Putting the “P’ in Interoperability: Payer Problems

Putting the “P’ in Interoperability: Payer Problems

Attention: open in a new window. PDF | Print | E-mail

In previous articles, we have argued that disorganized systems within the hospital networks have kept caregivers from accessing and using critical patient data effectively. In this final installment of our three-part series on interoperability, we’re addressing current challenges from the perspective of the healthcare payer (i.e. Insurers, including Centers for Medicare and Medicaid Services (CMS), commercial insurance, employer plans, and third party administrators). We’ll take a closer look at how this current lack of interoperability impacts payers, and then we’ll discuss how connected and integrated medical data can provide better coverage for patients while helping to lower the overall cost of care for all involved.

How interoperability currently impacts the payer environment:
Rising cost of chronic disease management has led to increased costs for insurance companies and other payers. In addition, healthcare reform and the Affordable Healthcare Act have forced payers to take on an increased patient population which was not previously insured, with little to no documented historical data. Payers are struggling to set premiums based on unknown parameters, and have consequently increased premiums over the years, to the dismay of both providers and patients.

As records from physicians and patients don’t always sync, one major consequence of the current lack of interoperability comes from errors in patient records that lead to incorrect billing and reimbursements. If insurance companies do not receive accurate admission, discharge and transfer messaging from providers who are managing a patient’s chronic condition, they’ll be faced with readmission, claim denials or back-office rework. In addition, improper documentation of patient testing records can lead to duplicate claims, which have become a common problem in the payer setting.
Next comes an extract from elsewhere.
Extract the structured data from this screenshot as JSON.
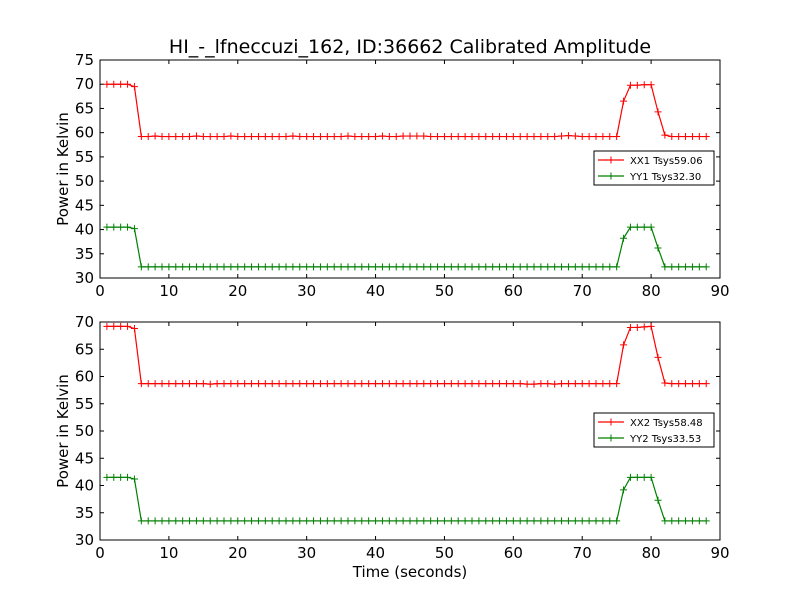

Current health plans tend to focus more on the cost to treat patients rather than patient outcomes, but this is changing, and payers, along with the CMS, are looking for ways to make providers more accountable for performance and patient care. Many private payers currently follow CMS guidelines for issues of penalties and reimbursement, but would benefit from having their own set of data to make accurate claim decisions. Interoperability may offer one path to achieving these goals.

Benefits of Interoperability to Payers:
By developing standards of interoperability with providers via a health care data exchange, providers and payers can maximize efficiencies, cut costs, and also learn from patient data to improve coverage offerings.

Current efforts to achieve interoperability through investing in health information exchanges appears to primarily benefit providers, as it facilitates the sharing of patient data with other providers. However, the collaboration and improved data movement can also benefit payers in many ways. Some of these benefits include:

  • Automates current paper claims processing: Healthcare payers frequently request documentation to support claim processing and identify improper payments. This is typically sent via mail or fax for review, which makes the process costly and time consuming. Electronic submission of claims would contribute to the automation of the current paper process, and would give payers quicker access to supplemental data. Streamlining and improving claim processing and adjustments benefits the payer, provider and patient, as well as the environment.
  • Provides a more secure exchange of patient data: Electronic communication is much more secure than mail or fax to transfer sensitive medical records, patient history and data, as well as clinician notes and signatures. With proper IT security measures in place, payers will not have as great of a burden to protect sensitive patient data, and payers will have a secure, trusted way to communicate with providers.
  • Increases accuracy of claims data: As the information sent and received from the patient and provider are added to a centralized database, payers can now see more up-to-date patient information in order to have a better picture of the patient’s overall condition. In addition, interoperability would give payers better data on new patients brought in from other providers for more accurate claims processing. Payers could then set standards to streamline future claims processing and mitigate future risks.
  • Improves provider accountability: As healthcare reform holds more payers responsible for improving member outcomes and lowering costs, electronic data integration will help give payers adequate information to reduce fraud, lower costs and enhance patient care. Payers can take a harder line on providers when considering paying for duplicate testing, readmission and other errors – savings which they could eventually pass along to patients as well as providers in the form of lower premiums.
  • Can improve future coverage: With better data to make decisions on claims, payers can begin to analyze trends in patient history and conditions, leading them to recommend preventative measures such as education, screenings and immunizations that can help patients at high risk for serious medical conditions or events.
  • Benefits national interoperability: As health information exchanges grow larger, it will benefit large payers that manage patients across state lines. Continued integration between multiple providers and payers, as well as between multi-state payers and providers, will help to provide consistency and standardize processes. This could lead to the eventual realization of nationwide interoperability.

Payers Need to Play their Part
The current lack of interoperability within the healthcare system affects everyone involved. While providers have stepped forward, with the help of vendors and the government, to work toward a system of interoperability, payers must be open to collaboration to make this a success, and thus play an essential role in this process. When all three groups — patients, providers and payers — start to share more information electronically, they will allow for a continuum of care for patients who deserve the best coverage and care available. Despite the initial lack of financial incentives for payers, interoperability can save them time, money and resources. While the primary benefit of interoperability for payers involves more efficient, cost-effective and accurate claims processing, as health care interoperability evolves, additional benefits will continue to emerge for all parties.